Remember the 2014 season, when Temple went 6-6 but was shut out of a bowl game thanks in part to basic snobbery of the voters who must have thought the Owls were a hoops-only school?!

Already this year’s Owls have pulled off the story of the first year by beating Penn State 27-10.

Seventy-three years and 322 days had passed since Oct. 18, 1941, the last time Temple beat Penn State. In between, the two had played 39 times — 38 Penn State wins, one 7-7 draw in 1950. Most of the 69,176 who filled Lincoln Financial Field on Saturday did not expect any interruption of long-accepted tradition.

It jarred the idea of Penn State as upward-bound in the second year under coach James Franklin. The development of junior Christian Hackenberg, the statuesque quarterback said to stoke NFL salivation, took another dent.

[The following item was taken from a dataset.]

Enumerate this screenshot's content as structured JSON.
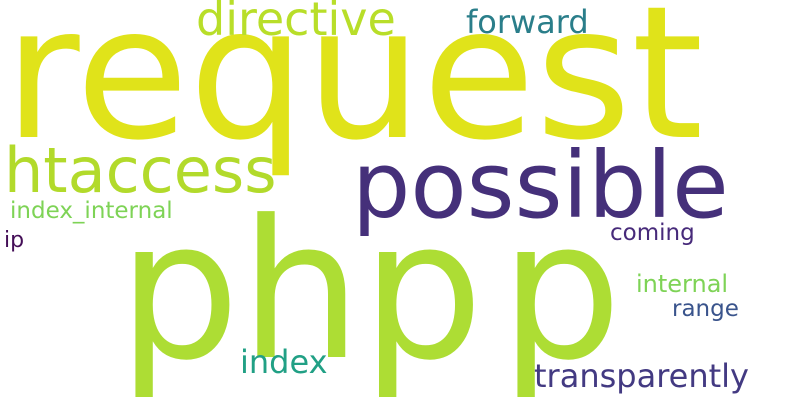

Temple sacked him 10 times, and linebacker Tyler Matakevich said, “Biggest thing we did today, we started disguising, and you could tell he got really uncomfortable.”

The 27-10 outcome, hatched from an early 10-0 Penn State lead, was another benchmark for a program that often has gone uncommonly parched between benchmarks. Temple went 22-88 in the 1990s, 34-83 in the 2000s (with a 9-4 mark under Al Golden in 2009 burnishing that). When it won at Virginia Tech in 1998, some considered it among the greatest upsets in human history.

It’s fair to say that many Americans, on occasion, have forgotten the program exists.

Now, Rhule can’t wait to dial prospective recruits who know it exists. Temple giddily has reduced its points deficit against Penn State, lifetime, from minus-870 to minus-853. Its “Cherry and White defense,” as a Temple report noted, has alerted many to the existence of any Cherry and White defense. The spectators in a rare Temple sellout — largely Penn State fans — can say they witnessed something deeply rare. (“We come out and there were all those people there, it was awesome,” Rhule said. “You look on the sidelines, there was Chip Kelly, there’s 15 NFL scouts there.”)

Best of all, some chronic underdogs got themselves a day. “It was wonderful, man, everybody jumping around, singing the fight song, everybody excited,” defensive lineman Nate D. Smith said of the post-game locker room.

Now and across the fall, let’s see about that bowl.